Associated symptoms :
Symptoms include swelling and impaired circulation. The lymphatic system becomes dysfunctional as it becomes hardened and clogged with fibrous tissue. Without the proper drainage of fluids, the affected tissue will expand and elephantiasis can occur as a result.

Treatment / Prevention
Either ivermectin, albendazole, or diethylcarbamazine is used to treat the infection. Unfortunately, much of the tissue damage may not be reversible. The medication is started at low doses to prevent reactions caused by large numbers of dying parasites.

*Summary

In summary, unknown sources of water either from lakes or river that could harbour parasites such as Giardia lamblia or Entamoeba Histolytica that may unknowingly causes disease in soldiers after drinking those contaminated water which may seem clear in color at one glance. Environment settings of jungle where there could be many mosquitoes could contribute to infection such as malaria by P. Vivax, P.Malariae, P.falciparum & P.ovale as well as lymphatic filariasis by Wuchereria bancrofti.

References

1. Geo.

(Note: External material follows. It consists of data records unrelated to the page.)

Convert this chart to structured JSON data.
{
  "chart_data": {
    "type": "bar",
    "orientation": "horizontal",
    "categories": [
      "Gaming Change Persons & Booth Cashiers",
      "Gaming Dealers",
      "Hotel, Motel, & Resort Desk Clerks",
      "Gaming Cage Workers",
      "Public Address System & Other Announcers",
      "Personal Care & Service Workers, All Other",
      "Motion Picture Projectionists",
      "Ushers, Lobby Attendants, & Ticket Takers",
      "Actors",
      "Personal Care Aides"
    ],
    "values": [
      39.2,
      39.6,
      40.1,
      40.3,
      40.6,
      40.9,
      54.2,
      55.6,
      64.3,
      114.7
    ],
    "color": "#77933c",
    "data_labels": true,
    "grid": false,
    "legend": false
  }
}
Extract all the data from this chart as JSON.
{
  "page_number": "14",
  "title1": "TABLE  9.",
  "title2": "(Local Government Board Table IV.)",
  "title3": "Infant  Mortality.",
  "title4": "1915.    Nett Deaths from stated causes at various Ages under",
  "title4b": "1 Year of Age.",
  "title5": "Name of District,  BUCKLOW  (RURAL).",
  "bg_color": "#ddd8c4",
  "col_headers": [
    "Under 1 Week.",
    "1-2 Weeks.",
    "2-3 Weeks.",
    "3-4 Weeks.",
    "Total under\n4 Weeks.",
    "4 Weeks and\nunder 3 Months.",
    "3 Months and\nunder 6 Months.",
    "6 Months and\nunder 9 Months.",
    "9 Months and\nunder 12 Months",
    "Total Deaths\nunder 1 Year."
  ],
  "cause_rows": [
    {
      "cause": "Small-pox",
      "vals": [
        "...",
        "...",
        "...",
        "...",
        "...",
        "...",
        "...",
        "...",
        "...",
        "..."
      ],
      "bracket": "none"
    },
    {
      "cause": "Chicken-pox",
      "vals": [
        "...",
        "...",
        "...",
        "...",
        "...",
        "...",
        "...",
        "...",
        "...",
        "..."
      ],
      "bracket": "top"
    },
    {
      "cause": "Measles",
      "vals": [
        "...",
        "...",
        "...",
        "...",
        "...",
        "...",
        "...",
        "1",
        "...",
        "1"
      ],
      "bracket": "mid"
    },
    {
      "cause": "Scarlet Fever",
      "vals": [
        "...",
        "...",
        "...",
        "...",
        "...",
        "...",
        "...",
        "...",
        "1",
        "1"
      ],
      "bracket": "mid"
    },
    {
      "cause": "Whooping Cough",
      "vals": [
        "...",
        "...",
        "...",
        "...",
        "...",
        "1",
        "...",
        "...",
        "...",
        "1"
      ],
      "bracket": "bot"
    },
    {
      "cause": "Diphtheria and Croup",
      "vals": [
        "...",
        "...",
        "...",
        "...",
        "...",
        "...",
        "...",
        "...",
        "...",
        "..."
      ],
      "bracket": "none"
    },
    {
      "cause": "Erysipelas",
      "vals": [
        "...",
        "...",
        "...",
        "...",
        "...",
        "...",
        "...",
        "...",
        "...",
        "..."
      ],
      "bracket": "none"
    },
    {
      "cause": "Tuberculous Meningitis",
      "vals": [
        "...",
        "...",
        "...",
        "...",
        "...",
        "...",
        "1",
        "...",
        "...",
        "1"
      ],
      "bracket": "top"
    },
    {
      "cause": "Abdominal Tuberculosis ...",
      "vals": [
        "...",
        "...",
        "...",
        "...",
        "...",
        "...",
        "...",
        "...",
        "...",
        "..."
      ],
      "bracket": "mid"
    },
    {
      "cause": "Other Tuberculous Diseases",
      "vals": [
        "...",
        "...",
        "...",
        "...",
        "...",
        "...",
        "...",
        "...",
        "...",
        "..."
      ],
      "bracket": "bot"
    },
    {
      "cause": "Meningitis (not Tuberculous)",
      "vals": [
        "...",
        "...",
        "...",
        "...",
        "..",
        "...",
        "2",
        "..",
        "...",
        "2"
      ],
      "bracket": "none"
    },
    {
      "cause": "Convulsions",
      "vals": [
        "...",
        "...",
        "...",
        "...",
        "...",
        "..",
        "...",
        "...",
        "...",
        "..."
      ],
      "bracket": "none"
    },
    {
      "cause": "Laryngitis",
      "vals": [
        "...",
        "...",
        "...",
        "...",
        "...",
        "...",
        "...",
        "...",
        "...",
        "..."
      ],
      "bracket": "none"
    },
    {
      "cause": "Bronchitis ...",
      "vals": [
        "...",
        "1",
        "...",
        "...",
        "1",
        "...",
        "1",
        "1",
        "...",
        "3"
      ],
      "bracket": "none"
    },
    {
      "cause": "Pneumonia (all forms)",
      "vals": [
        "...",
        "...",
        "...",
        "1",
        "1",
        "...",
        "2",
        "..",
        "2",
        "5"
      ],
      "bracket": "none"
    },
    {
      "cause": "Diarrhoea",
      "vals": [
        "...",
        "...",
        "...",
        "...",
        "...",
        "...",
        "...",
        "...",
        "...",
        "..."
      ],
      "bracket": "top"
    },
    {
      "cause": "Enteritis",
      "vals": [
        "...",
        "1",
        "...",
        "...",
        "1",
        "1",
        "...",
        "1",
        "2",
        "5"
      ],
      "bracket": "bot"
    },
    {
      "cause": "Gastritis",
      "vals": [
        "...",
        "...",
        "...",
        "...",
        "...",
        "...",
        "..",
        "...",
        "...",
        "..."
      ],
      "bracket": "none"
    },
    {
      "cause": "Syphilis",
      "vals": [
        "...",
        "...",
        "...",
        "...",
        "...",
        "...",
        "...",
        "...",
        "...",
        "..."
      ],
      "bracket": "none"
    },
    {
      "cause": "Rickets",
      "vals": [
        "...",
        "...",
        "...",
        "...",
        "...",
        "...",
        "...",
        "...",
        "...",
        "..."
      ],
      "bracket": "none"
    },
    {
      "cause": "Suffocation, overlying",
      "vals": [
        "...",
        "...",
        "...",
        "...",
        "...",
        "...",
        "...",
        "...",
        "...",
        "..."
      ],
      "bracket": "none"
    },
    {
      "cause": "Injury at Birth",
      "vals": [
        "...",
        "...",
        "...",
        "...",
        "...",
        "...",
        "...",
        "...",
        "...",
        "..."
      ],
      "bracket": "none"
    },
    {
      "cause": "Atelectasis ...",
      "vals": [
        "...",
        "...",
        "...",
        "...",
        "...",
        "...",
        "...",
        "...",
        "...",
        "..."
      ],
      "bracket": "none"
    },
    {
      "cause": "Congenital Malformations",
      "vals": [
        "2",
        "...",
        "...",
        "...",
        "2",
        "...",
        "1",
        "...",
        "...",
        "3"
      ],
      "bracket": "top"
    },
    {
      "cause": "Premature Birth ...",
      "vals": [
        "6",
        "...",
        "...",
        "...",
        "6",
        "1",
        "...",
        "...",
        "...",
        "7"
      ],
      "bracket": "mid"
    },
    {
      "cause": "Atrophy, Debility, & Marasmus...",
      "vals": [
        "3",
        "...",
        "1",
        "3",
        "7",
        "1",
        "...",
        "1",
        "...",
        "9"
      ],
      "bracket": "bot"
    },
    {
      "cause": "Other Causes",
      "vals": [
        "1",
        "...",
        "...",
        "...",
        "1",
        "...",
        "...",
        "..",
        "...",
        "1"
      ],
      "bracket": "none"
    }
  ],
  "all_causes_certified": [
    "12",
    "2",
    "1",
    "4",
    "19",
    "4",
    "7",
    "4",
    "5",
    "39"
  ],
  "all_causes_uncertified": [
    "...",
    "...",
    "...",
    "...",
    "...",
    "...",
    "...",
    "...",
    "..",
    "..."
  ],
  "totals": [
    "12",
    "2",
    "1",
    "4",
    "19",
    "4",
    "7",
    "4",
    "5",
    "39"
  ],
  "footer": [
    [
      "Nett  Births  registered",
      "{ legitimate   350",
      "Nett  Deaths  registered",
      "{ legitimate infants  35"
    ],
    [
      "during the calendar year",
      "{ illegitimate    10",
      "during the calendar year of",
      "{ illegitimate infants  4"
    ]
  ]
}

F. Brooks, Janet S. Butel, Stephen A. Morse. (2001). Medical
Microbiology. Singapore.McGraw-Hill.
2.www.wikipedia.org

2 comments:

Samantha said...

Hi! We've got a question for you. Is malaria infection really prominent in Brunei? We've found from this site http://www.state.gov/r/pa/ei/bgn/2700.htm that malaria has already been eradicated.

This question has been discussed by the group (blank 06)

Unknown said...

My wife is allergic to flagyl, and we can't find quinacrine anywhere. She took it 12 years ago for giardia, and now needs it again. I read some studies that bacitracin tablets are effective, but I find only ointments.

Does anybody know a source? I can get a prescription sent anywhere.